The decline of the American automobile industry and the simultaneous decline of the city of Detroit are well known nationally and commented upon extensively here, and the gradual revival of both has been as well. Automotive metaphors for the fall and rise of the industry and the city are not difficult to find on the streets of Detroit and its environs, as I found in my first visit to the area earlier this year.
Less than 24 hours in the Detroit area passed before I found this 1957 Chevrolet Bel Air in plain white, a four door post sedan rather than a more glamorous convertible, hardtop coupe, Nomad, or Sport Sedan. It is a fine representative of a bread and butter product of GM and Detroit at their peaks, and in its rough but apparently complete and restorable condition, it appears ready to rebound, much like the city itself.

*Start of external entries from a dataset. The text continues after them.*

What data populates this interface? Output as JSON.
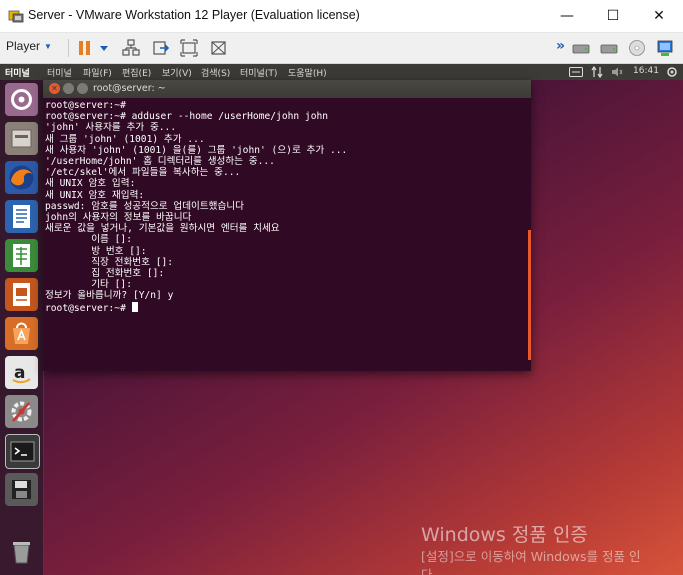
{
  "window": {
    "title": "Server - VMware Workstation 12 Player (Evaluation license)",
    "minimize": "—",
    "maximize": "☐",
    "close": "✕"
  },
  "toolbar": {
    "player_label": "Player",
    "player_caret": "▼",
    "chevron": "»"
  },
  "ubuntu_panel": {
    "app_name": "터미널",
    "menus": [
      "터미널",
      "파일(F)",
      "편집(E)",
      "보기(V)",
      "검색(S)",
      "터미널(T)",
      "도움말(H)"
    ],
    "time": "16:41"
  },
  "launcher": {
    "items": [
      "dash-icon",
      "files-icon",
      "firefox-icon",
      "writer-icon",
      "calc-icon",
      "impress-icon",
      "software-center-icon",
      "amazon-icon",
      "settings-icon",
      "terminal-icon",
      "save-icon",
      "trash-icon"
    ]
  },
  "terminal": {
    "title": "root@server: ~",
    "lines": [
      "root@server:~#",
      "root@server:~# adduser --home /userHome/john john",
      "'john' 사용자를 추가 중...",
      "새 그룹 'john' (1001) 추가 ...",
      "새 사용자 'john' (1001) 을(를) 그룹 'john' (으)로 추가 ...",
      "'/userHome/john' 홈 디렉터리를 생성하는 중...",
      "'/etc/skel'에서 파일들을 복사하는 중...",
      "새 UNIX 암호 입력:",
      "새 UNIX 암호 재입력:",
      "passwd: 암호를 성공적으로 업데이트했습니다",
      "john의 사용자의 정보를 바꿉니다",
      "새로운 값을 넣거나, 기본값을 원하시면 엔터를 치세요",
      "\t이름 []:",
      "\t방 번호 []:",
      "\t직장 전화번호 []:",
      "\t집 전화번호 []:",
      "\t기타 []:",
      "정보가 올바릅니까? [Y/n] y"
    ],
    "prompt": "root@server:~# "
  },
  "watermark": {
    "title": "Windows 정품 인증",
    "subtitle": "[설정]으로 이동하여 Windows를 정품 인",
    "subtitle_cont": "다"
  },
  "colors": {
    "terminal_bg": "#300a24",
    "ubuntu_panel": "#3c3b37",
    "close_btn": "#e9592b",
    "pause_icon": "#e67e22",
    "vmware_blue": "#1a5fb4"
  }
}
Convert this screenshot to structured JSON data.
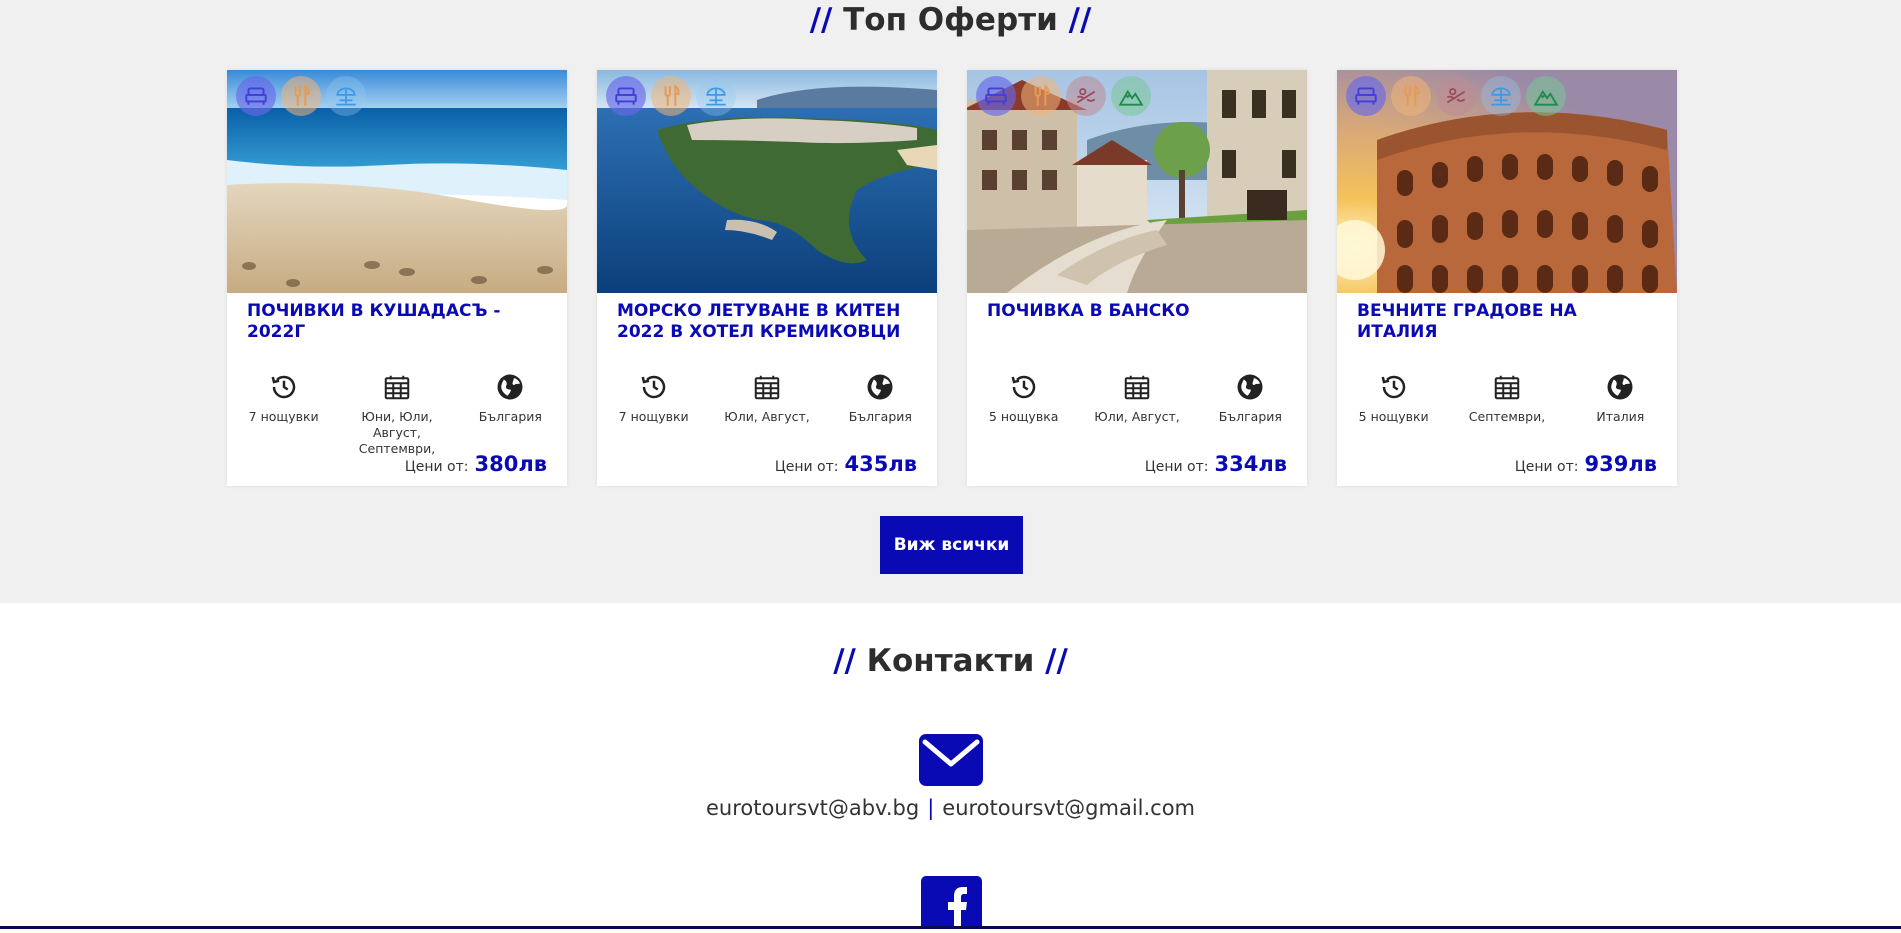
{
  "offers": {
    "title": "Топ Оферти",
    "slashes_left": "//",
    "slashes_right": "//",
    "price_label": "Цени от:",
    "cards": [
      {
        "title": "ПОЧИВКИ В КУШАДАСЪ - 2022Г",
        "nights": "7 нощувки",
        "months": "Юни, Юли, Август, Септември,",
        "country": "България",
        "price": "380лв"
      },
      {
        "title": "МОРСКО ЛЕТУВАНЕ В КИТЕН 2022 В ХОТЕЛ КРЕМИКОВЦИ",
        "nights": "7 нощувки",
        "months": "Юли, Август,",
        "country": "България",
        "price": "435лв"
      },
      {
        "title": "ПОЧИВКА В БАНСКО",
        "nights": "5 нощувка",
        "months": "Юли, Август,",
        "country": "България",
        "price": "334лв"
      },
      {
        "title": "ВЕЧНИТЕ ГРАДОВЕ НА ИТАЛИЯ",
        "nights": "5 нощувки",
        "months": "Септември,",
        "country": "Италия",
        "price": "939лв"
      }
    ],
    "view_all_label": "Виж всички"
  },
  "contacts": {
    "title": "Контакти",
    "slashes_left": "//",
    "slashes_right": "//",
    "email_primary": "eurotoursvt@abv.bg",
    "email_separator": "|",
    "email_secondary": "eurotoursvt@gmail.com"
  },
  "colors": {
    "accent": "#0a0ab4",
    "section_bg": "#f0f0f0",
    "text": "#333333"
  },
  "icons": {
    "amenities": [
      "bed-icon",
      "fork-knife-icon",
      "beach-umbrella-icon",
      "spa-icon",
      "mountain-icon"
    ],
    "stats": [
      "history-icon",
      "calendar-icon",
      "globe-icon"
    ],
    "contact": [
      "envelope-icon",
      "facebook-icon"
    ]
  }
}
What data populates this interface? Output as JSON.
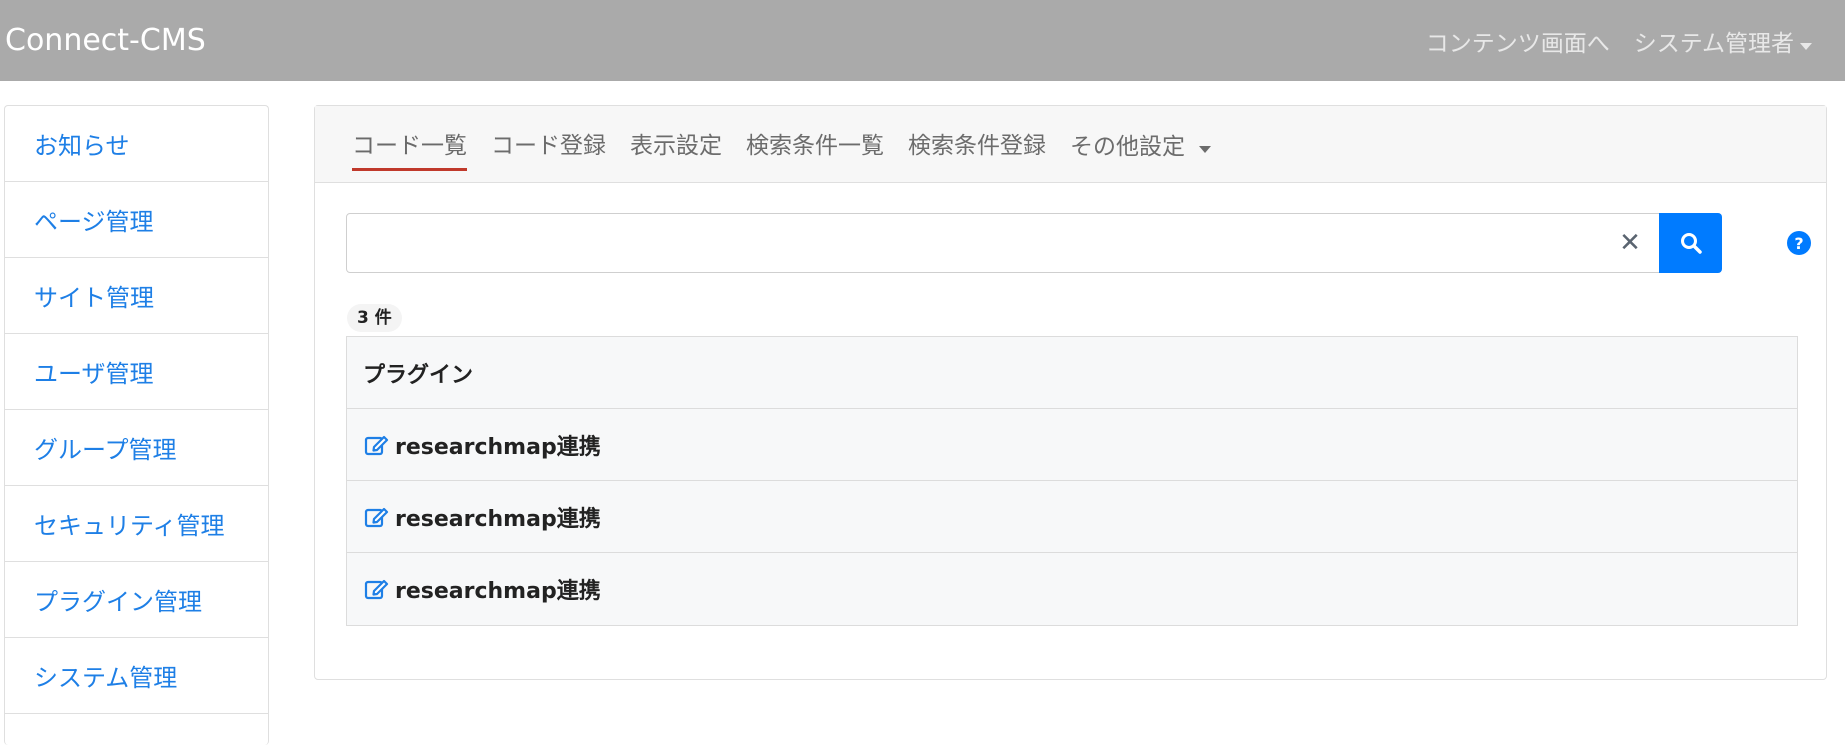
{
  "app": {
    "brand": "Connect-CMS",
    "nav_content_link": "コンテンツ画面へ",
    "nav_user_menu": "システム管理者"
  },
  "sidebar": {
    "items": [
      {
        "label": "お知らせ"
      },
      {
        "label": "ページ管理"
      },
      {
        "label": "サイト管理"
      },
      {
        "label": "ユーザ管理"
      },
      {
        "label": "グループ管理"
      },
      {
        "label": "セキュリティ管理"
      },
      {
        "label": "プラグイン管理"
      },
      {
        "label": "システム管理"
      }
    ]
  },
  "tabs": [
    {
      "label": "コード一覧",
      "active": true
    },
    {
      "label": "コード登録"
    },
    {
      "label": "表示設定"
    },
    {
      "label": "検索条件一覧"
    },
    {
      "label": "検索条件登録"
    },
    {
      "label": "その他設定"
    }
  ],
  "search": {
    "value": "",
    "placeholder": "",
    "clear_icon": "close-icon",
    "button_icon": "search-icon",
    "help_icon": "question-circle-icon"
  },
  "count_label": "3 件",
  "table": {
    "header": "プラグイン",
    "rows": [
      {
        "label": "researchmap連携",
        "icon": "edit-icon"
      },
      {
        "label": "researchmap連携",
        "icon": "edit-icon"
      },
      {
        "label": "researchmap連携",
        "icon": "edit-icon"
      }
    ]
  },
  "colors": {
    "navbar": "#aaaaaa",
    "link": "#1e7fe6",
    "primary": "#007bff",
    "active_tab_underline": "#c0392b"
  }
}
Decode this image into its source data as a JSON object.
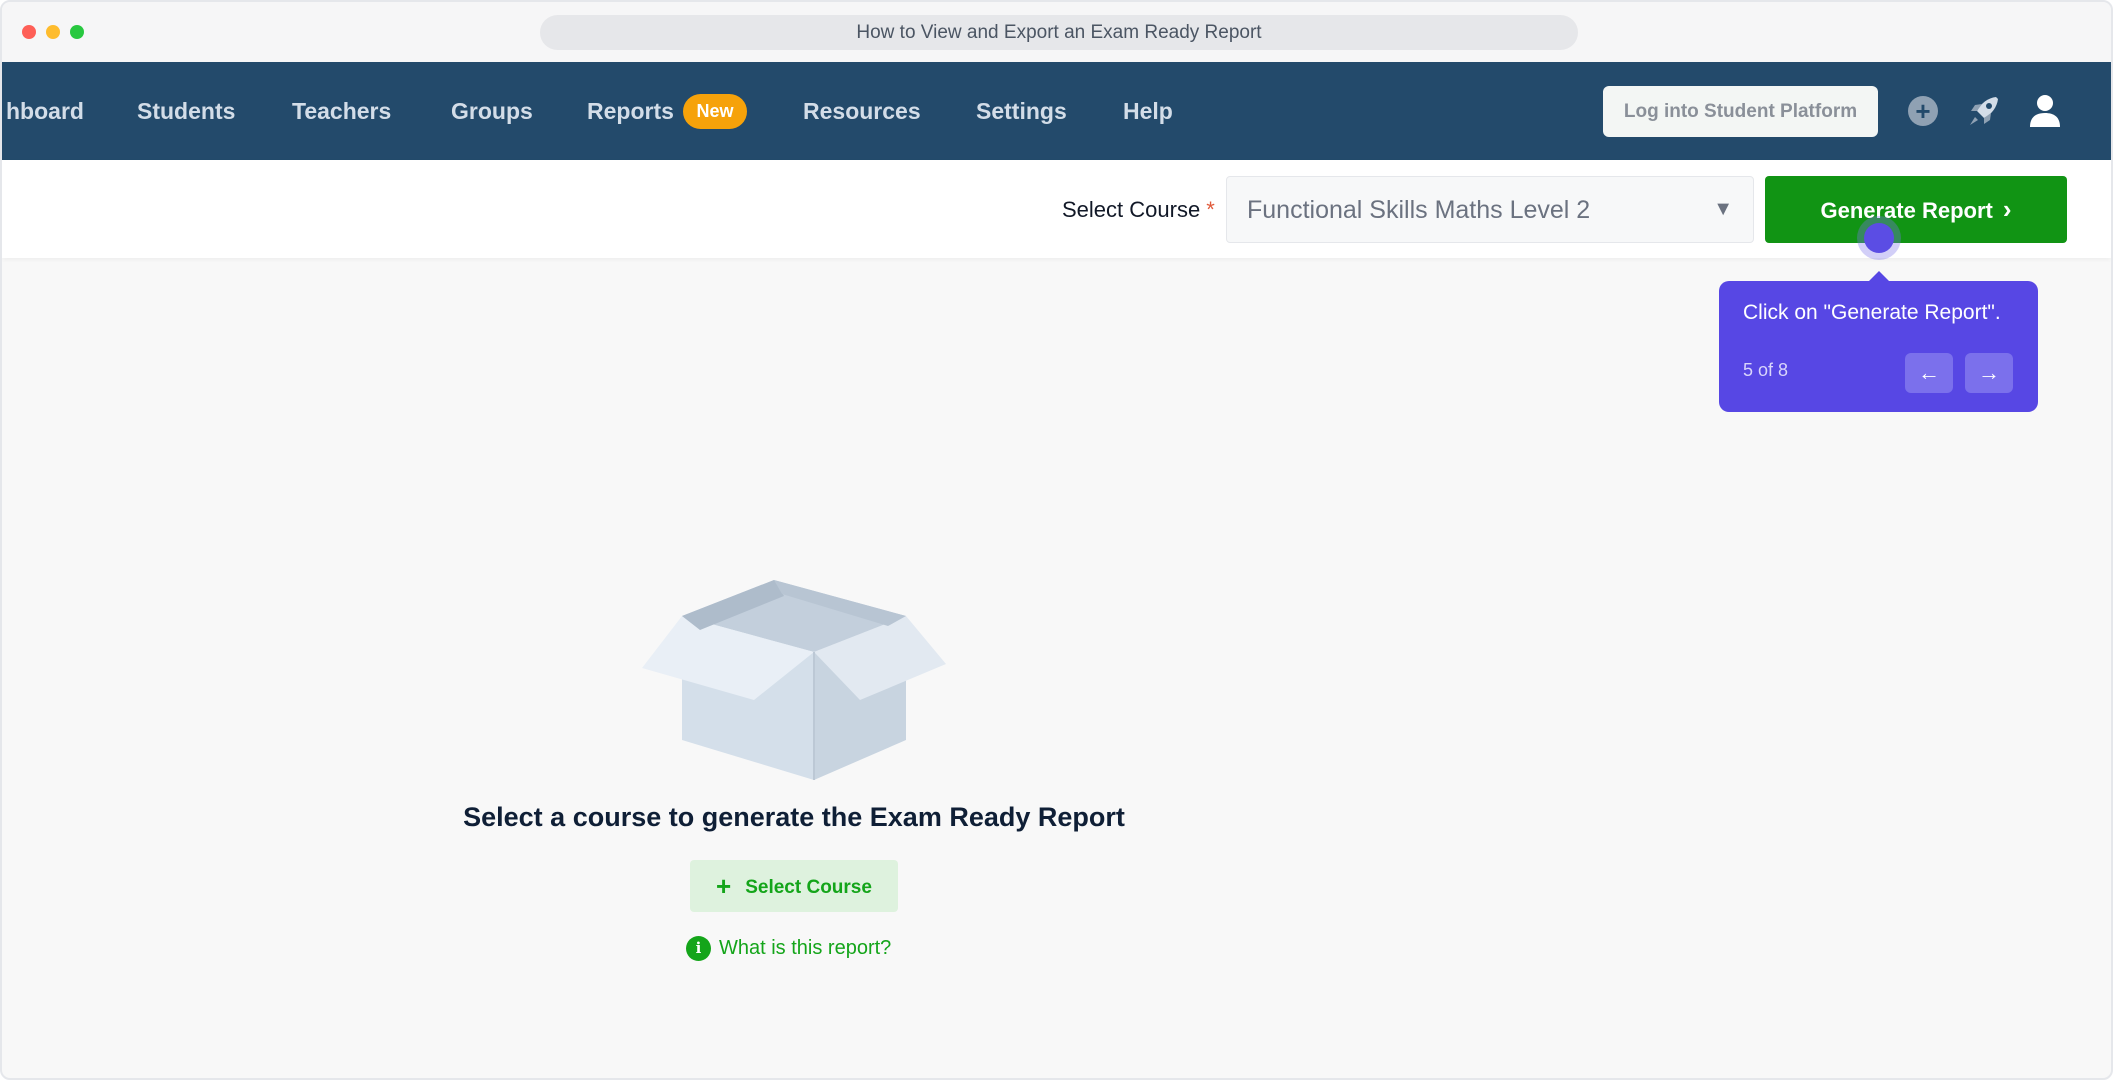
{
  "browser": {
    "title": "How to View and Export an Exam Ready Report"
  },
  "nav": {
    "items": [
      {
        "label": "hboard"
      },
      {
        "label": "Students"
      },
      {
        "label": "Teachers"
      },
      {
        "label": "Groups"
      },
      {
        "label": "Reports"
      },
      {
        "label": "Resources"
      },
      {
        "label": "Settings"
      },
      {
        "label": "Help"
      }
    ],
    "reports_badge": "New",
    "login_button": "Log into Student Platform",
    "add_icon": "+"
  },
  "toolbar": {
    "select_label": "Select Course",
    "required_marker": "*",
    "course_value": "Functional Skills Maths Level 2",
    "caret": "▼",
    "generate_button": "Generate Report",
    "generate_chevron": "›"
  },
  "tooltip": {
    "text": "Click on \"Generate Report\".",
    "step": "5 of 8",
    "prev": "←",
    "next": "→"
  },
  "empty_state": {
    "title": "Select a course to generate the Exam Ready Report",
    "button_icon": "+",
    "button_label": "Select Course",
    "info_icon": "i",
    "info_link": "What is this report?"
  },
  "colors": {
    "nav_bg": "#234a6b",
    "primary_green": "#119414",
    "tooltip_purple": "#5747e4",
    "badge_orange": "#f6a20a"
  }
}
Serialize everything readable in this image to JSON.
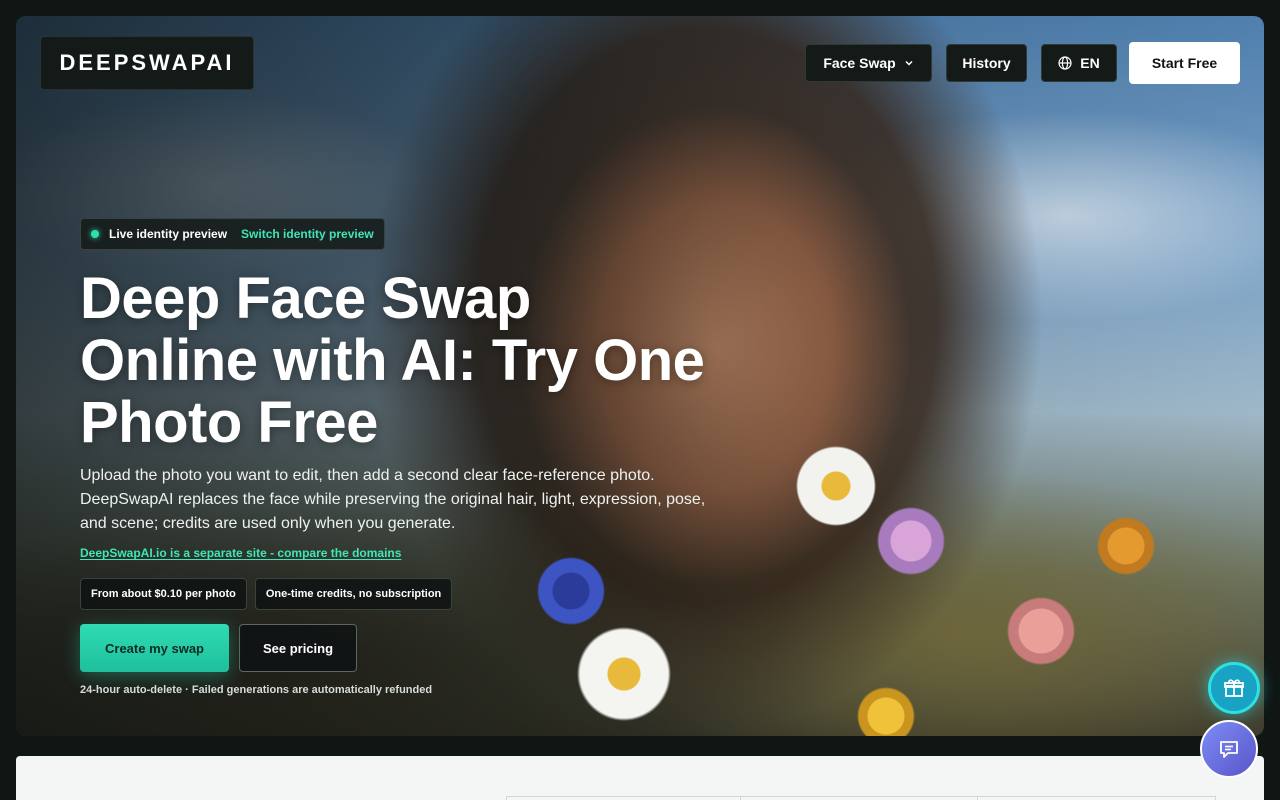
{
  "header": {
    "logo": "DEEPSWAPAI",
    "nav": {
      "face_swap": "Face Swap",
      "history": "History",
      "language": "EN",
      "start_free": "Start Free"
    }
  },
  "hero": {
    "badge_status": "Live identity preview",
    "badge_switch": "Switch identity preview",
    "title_line1": "Deep Face Swap",
    "title_line2": "Online with AI: Try One",
    "title_line3": "Photo Free",
    "description": "Upload the photo you want to edit, then add a second clear face-reference photo. DeepSwapAI replaces the face while preserving the original hair, light, expression, pose, and scene; credits are used only when you generate.",
    "domain_link": "DeepSwapAI.io is a separate site - compare the domains",
    "chips": [
      "From about $0.10 per photo",
      "One-time credits, no subscription"
    ],
    "cta_primary": "Create my swap",
    "cta_secondary": "See pricing",
    "note": "24-hour auto-delete · Failed generations are automatically refunded"
  },
  "icons": {
    "nav_dropdown": "chevron-down-icon",
    "language": "globe-icon",
    "status": "status-dot-icon",
    "floating_gift": "gift-icon",
    "floating_chat": "chat-icon"
  },
  "colors": {
    "accent": "#2ee0b0",
    "page_background": "#0f1614",
    "chat_button": "#6b6fe0"
  }
}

The owner of this Chevy appears to be quite proud of it and to be keeping it on the road as-is for now, parking it in full view of drivers and pedestrians on the street instead of hiding it in an inner corner of its apartment building parking lot, and giving it new tires whose whitewalls still have their protective blue coating. The apartment building was a senior living facility, which makes me wonder whether the owner may be a retired auto worker who bought the Chevy as a retirement project, or even the car’s first owner since 1957 or second owner since the 1960s. Whatever its story may be, this 1957 Chevrolet Bel Air appears ready to fly the flag for Chevrolet and Detroit for many years to come.